Up until about a week ago the last time I listened to music and enjoyed it was 29th December 2018. That was the day that Frankie passed away and I had been listening to my Sinead O’connor LP. I didn’t play any music for a couple of weeks. After that time had passed, I tried but I found the noise too much and overwhelming. I had no emotional connection to the music. I would rather be in silence or have the TV on low in the background.  For the last two weeks I have played music non-stop. I have sung at the top of my voice and quite possibly scared the neighbours. I have found the joy in music again. I haven’t played my Sinead O’Connor LP, I think that one will take some time. I may not play it again for several years, I’m not setting myself a target, I will let it happen, I won’t force it. One day I will sing something from the album and it will be like an ear worm that won’t die until I play it. At the moment anything from that LP makes me sad.

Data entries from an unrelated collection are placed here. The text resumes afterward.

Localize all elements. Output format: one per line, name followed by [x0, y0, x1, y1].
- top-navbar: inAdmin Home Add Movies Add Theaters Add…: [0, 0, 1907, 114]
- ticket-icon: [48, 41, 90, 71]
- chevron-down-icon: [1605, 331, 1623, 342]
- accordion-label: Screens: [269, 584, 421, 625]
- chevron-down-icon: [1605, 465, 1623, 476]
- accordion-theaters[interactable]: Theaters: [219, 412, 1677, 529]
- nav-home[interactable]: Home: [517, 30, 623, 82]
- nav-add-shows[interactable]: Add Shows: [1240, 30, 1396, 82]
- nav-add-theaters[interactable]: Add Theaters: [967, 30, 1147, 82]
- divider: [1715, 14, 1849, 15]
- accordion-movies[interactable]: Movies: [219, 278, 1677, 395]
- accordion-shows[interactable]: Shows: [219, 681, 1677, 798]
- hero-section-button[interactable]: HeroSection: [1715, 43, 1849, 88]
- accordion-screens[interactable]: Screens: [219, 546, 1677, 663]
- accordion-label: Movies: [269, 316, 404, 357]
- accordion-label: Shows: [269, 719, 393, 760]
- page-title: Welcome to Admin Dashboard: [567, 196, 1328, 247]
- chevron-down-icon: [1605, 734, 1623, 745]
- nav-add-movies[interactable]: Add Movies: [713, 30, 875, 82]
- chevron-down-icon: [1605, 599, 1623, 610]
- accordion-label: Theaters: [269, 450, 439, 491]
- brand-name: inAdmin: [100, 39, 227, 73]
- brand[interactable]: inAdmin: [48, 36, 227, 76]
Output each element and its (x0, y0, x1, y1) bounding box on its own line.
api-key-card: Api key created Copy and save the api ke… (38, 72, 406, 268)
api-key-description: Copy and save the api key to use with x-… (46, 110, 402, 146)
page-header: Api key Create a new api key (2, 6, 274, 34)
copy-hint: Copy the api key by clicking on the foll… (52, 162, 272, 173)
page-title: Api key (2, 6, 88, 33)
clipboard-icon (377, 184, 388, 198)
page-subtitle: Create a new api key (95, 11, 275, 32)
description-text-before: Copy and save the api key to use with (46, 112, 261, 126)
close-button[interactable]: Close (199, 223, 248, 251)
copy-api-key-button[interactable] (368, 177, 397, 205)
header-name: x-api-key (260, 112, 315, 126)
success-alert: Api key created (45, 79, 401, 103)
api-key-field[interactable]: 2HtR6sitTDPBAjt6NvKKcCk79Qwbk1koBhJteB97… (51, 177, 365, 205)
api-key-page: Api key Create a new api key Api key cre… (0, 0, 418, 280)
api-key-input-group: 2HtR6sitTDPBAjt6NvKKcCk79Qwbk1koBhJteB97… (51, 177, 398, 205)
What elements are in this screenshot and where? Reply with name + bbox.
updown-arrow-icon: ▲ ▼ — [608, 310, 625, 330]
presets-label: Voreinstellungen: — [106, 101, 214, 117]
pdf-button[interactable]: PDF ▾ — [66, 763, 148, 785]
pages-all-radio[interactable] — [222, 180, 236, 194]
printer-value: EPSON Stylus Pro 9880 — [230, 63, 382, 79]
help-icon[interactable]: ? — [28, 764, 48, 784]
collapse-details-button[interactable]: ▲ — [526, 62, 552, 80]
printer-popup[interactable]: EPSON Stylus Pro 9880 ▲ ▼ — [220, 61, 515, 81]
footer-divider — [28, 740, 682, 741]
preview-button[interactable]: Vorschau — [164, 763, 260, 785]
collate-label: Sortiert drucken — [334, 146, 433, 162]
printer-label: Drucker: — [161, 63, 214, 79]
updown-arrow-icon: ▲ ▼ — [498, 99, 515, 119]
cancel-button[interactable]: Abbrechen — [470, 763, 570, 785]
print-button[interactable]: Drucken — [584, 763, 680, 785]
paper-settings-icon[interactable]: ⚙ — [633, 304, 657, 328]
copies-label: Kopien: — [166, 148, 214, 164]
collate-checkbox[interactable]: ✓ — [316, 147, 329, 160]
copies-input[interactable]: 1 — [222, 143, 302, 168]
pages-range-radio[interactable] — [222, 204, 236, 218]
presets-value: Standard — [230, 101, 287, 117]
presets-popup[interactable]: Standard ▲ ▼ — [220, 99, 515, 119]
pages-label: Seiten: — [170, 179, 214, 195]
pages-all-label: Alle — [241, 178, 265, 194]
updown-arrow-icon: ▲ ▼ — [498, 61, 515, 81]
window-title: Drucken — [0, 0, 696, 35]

We have also started planning things for the future. We have booked  a short break in the UK next year and we will be taking Dembe with us. It is very exciting. This will be the first time since 2006 that Jay and I have had any sort of holiday. It is only 3 nights away but it will do us all some good just to get out of the house and away from the day to day. I am nervous as hell as I have become a real homebody since becoming ill. Other than stays in hospital I haven’t been away from the house in 13 years. It is hilarious to me that I am getting a bit anxious thinking about it when Jay and I have travelled to Sri Lanka, USA (Florida), Antigua, Paris, Menorca and various places all over the UK for weddings / christenings. I know that we can do it, it is just my world has been so very small over the last 13 odd years.

So please be kind to yourself, wherever you are in your journey with grief. Everyone does grief differently, there is no one size fits all. What works for you may not work for anyone else.  Remember living life does not mean that you have forgotten those who are no longer with us. At some point things will get easier, you will reach a new normal. It is not a journey you have to do alone. If more of us start talking about grief and how it affects us we will educate those who have never experienced it and maybe create a little more empathy. The world could really do with more empathy at the moment.